Thy mind was form’d to seek the beau-ideal ;

Was form'd for beauty, love, and admiration ;
Hoped earth was paradise, and found the real,

Grief, anguish, pain, and baffled expectation ;
'Twas thine the miserable fate, to see all

Thy youthful prospects end in deep vexation ;
Doubt then within thy bosom found receptacle ;
A downright Whig, upon all subjects sceptical.-

24.
Enough-enough-we will change at once our theme.-

Reader, we give you fatherly monition ;-
The weather now is raw; and we don't deem

That being colded is a safe condition
For either man or horse.
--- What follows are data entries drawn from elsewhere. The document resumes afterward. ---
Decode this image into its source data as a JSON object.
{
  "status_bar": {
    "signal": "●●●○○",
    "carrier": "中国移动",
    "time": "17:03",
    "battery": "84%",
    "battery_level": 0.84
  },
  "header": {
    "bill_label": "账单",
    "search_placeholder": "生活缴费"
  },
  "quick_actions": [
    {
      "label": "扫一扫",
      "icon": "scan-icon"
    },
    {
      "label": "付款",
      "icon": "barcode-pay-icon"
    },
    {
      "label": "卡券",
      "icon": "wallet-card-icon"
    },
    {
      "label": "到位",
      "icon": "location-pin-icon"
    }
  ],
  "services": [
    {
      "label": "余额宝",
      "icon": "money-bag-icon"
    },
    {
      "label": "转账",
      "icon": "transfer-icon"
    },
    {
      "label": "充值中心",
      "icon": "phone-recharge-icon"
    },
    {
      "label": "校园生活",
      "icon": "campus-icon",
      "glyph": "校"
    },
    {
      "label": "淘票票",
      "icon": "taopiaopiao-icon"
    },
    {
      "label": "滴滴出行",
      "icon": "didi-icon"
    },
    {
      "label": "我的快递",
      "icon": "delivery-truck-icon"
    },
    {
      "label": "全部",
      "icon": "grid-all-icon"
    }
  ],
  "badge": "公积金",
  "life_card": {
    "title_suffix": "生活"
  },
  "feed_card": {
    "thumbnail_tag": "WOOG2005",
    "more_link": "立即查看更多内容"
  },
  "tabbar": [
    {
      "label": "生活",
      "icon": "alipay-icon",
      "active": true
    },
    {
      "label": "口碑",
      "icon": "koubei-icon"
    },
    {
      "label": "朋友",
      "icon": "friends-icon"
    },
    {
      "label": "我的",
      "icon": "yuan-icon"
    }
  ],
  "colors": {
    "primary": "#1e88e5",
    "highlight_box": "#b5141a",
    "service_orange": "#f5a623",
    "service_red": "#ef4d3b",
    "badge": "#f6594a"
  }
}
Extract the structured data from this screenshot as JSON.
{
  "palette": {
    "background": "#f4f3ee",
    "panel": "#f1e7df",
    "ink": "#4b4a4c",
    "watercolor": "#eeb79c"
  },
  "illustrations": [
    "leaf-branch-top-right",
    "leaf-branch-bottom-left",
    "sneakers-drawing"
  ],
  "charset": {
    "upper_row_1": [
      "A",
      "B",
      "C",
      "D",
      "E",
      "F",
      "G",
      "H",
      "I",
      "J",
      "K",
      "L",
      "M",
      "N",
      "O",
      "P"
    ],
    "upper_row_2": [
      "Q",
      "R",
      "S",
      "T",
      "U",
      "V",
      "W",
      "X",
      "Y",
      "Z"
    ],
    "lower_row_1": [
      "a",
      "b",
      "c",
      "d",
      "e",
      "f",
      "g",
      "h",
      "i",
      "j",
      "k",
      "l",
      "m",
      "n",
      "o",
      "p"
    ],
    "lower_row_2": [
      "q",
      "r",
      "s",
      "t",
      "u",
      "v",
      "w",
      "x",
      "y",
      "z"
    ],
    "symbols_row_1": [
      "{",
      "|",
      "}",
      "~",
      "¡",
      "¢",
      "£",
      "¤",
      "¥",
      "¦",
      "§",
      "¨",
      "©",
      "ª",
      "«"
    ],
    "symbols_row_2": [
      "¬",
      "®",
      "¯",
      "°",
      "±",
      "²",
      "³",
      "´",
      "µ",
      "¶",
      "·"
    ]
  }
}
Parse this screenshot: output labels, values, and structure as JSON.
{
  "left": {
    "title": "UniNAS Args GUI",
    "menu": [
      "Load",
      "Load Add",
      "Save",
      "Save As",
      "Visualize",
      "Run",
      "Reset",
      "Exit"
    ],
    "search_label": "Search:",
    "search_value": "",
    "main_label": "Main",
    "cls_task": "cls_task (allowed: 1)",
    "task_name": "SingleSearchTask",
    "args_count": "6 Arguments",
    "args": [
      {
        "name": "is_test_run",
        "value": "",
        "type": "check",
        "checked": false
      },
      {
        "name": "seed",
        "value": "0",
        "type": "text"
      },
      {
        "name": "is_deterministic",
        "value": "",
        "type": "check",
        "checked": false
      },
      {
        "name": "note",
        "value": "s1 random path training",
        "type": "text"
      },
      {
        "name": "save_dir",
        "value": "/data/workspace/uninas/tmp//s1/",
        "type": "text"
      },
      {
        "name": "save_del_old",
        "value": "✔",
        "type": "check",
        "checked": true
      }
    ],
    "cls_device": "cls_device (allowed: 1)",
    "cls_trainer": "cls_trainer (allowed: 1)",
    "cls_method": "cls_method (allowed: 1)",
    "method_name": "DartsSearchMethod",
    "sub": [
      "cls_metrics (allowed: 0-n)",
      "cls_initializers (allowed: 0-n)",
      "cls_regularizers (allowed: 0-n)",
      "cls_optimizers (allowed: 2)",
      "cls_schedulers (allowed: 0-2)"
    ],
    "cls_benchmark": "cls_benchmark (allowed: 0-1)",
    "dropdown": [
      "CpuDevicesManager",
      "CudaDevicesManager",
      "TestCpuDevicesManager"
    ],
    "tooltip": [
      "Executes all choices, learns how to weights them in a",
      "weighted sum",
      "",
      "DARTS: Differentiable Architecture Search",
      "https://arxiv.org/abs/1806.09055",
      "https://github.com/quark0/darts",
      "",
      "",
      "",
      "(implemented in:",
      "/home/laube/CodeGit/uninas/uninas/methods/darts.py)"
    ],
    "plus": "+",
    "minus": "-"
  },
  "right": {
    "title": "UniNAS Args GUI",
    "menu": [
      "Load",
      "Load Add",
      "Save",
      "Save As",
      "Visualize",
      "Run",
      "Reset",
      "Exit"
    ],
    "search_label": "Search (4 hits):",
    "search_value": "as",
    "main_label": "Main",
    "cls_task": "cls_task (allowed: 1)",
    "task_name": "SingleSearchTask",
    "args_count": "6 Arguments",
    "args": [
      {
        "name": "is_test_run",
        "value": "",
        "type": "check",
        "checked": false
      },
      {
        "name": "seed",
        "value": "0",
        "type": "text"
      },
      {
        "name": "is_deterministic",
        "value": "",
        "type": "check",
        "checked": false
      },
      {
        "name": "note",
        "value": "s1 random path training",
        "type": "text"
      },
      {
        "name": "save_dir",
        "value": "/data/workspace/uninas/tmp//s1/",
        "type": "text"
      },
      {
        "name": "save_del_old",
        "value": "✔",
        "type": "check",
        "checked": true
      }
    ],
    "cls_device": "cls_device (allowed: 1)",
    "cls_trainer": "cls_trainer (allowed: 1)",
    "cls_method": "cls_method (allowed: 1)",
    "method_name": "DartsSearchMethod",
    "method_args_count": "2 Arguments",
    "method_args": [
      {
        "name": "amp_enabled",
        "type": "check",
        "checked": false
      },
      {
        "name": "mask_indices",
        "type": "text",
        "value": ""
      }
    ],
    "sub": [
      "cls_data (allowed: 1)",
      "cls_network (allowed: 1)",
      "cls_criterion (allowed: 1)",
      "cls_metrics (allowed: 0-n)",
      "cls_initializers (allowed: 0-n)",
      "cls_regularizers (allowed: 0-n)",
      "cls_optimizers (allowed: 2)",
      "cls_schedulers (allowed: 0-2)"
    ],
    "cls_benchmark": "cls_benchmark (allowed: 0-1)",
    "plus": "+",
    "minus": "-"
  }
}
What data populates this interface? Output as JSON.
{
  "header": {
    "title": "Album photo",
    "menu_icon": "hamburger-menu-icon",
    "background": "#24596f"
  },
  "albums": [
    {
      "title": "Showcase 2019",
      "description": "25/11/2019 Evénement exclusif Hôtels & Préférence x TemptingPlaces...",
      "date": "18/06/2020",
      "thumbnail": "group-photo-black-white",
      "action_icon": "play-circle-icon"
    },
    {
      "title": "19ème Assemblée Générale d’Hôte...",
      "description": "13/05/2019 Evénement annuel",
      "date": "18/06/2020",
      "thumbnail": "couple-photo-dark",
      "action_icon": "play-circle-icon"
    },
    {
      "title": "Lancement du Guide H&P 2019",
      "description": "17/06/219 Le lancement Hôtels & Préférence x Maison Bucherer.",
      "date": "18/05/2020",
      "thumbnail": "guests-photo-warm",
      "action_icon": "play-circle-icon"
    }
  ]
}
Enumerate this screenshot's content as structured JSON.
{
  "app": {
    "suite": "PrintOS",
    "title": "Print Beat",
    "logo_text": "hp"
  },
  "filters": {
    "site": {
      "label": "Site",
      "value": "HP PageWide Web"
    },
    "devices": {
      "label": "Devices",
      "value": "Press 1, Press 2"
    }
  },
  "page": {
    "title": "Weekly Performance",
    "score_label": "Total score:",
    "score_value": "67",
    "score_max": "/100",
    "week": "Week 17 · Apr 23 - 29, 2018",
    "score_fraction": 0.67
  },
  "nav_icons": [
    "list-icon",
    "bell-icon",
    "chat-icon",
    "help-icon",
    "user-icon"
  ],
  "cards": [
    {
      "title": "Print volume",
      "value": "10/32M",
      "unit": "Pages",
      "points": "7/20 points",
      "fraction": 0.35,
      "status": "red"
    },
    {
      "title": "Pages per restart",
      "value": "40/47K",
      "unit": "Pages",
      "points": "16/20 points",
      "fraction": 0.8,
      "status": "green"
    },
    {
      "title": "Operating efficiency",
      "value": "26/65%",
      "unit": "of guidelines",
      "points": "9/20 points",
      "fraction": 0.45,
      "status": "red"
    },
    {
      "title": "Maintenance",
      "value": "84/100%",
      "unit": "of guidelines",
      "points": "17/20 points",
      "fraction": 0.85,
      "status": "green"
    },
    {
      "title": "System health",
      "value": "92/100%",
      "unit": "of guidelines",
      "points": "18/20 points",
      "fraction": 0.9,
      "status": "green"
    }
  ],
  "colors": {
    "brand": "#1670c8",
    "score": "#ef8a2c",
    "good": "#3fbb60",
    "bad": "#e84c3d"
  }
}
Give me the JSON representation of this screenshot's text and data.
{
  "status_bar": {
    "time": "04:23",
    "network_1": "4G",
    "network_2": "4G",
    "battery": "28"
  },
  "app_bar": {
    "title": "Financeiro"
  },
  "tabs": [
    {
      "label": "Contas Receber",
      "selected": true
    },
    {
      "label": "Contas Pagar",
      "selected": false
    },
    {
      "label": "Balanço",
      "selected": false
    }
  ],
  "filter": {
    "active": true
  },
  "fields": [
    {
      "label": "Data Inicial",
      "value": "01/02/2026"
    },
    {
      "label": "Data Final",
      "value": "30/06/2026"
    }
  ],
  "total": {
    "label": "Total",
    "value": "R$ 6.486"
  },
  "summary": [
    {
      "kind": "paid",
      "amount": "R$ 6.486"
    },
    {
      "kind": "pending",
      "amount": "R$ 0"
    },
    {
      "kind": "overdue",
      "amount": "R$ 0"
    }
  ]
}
We do esteem

(List to our words, we hate all repetition,)
For coughs and colds, that bathing of the feet,
And water-gruel, is prescription meet.

25.
If 'tis severer, lose a little blood;

(Vide the axiom of Hippocrates.)
'Tis curious, that the men before the Flood,

(Antediluvians,) little knew disease ;
If they were form’d of clay, we are surely mud,

For through death's pop-gun we are shot like pease ;
In spite of ready nostrums vended daily,
Men are shut up in death-or the Old Bailey.

26.
Readers ! in other words, Society !

Time passeth on, and never cometh back;
Know then, if clouds o’erhang the mental sky,

Or if the natural sky with clouds be black,
Your remedy doth at your elbow lie,

Open the page of Maga, be not slack,
And, in a jiffy, Care's low clouds will run,
Like morning mists before the rising sun.

27.
We are not too much given to partiality,

And yet we say, (yes ! all the world may hear us,)
We think our Magazine, in grave reality,

The best the world e'er witness’d, none come near us ;
Whether in wisdom, wit, conviviality,

Learning, or humour, Britain cannot peer us ;
So says America, and Hindostan
Reads none but North—he is their only man.

28.
Oh ! for a draught of genuine inspiration,

That I, in fitting strains, might chaunt thy praise,
Thou peerless Magazine, and bid the nation

A monumental pillar to thee raise,
(Something resembling Melville's in elevation,

Which now gigantic o'er the New Town sways ;) Where is the man refuse to build that stack would? (Subscriptions may be left with Mr Blackwood.)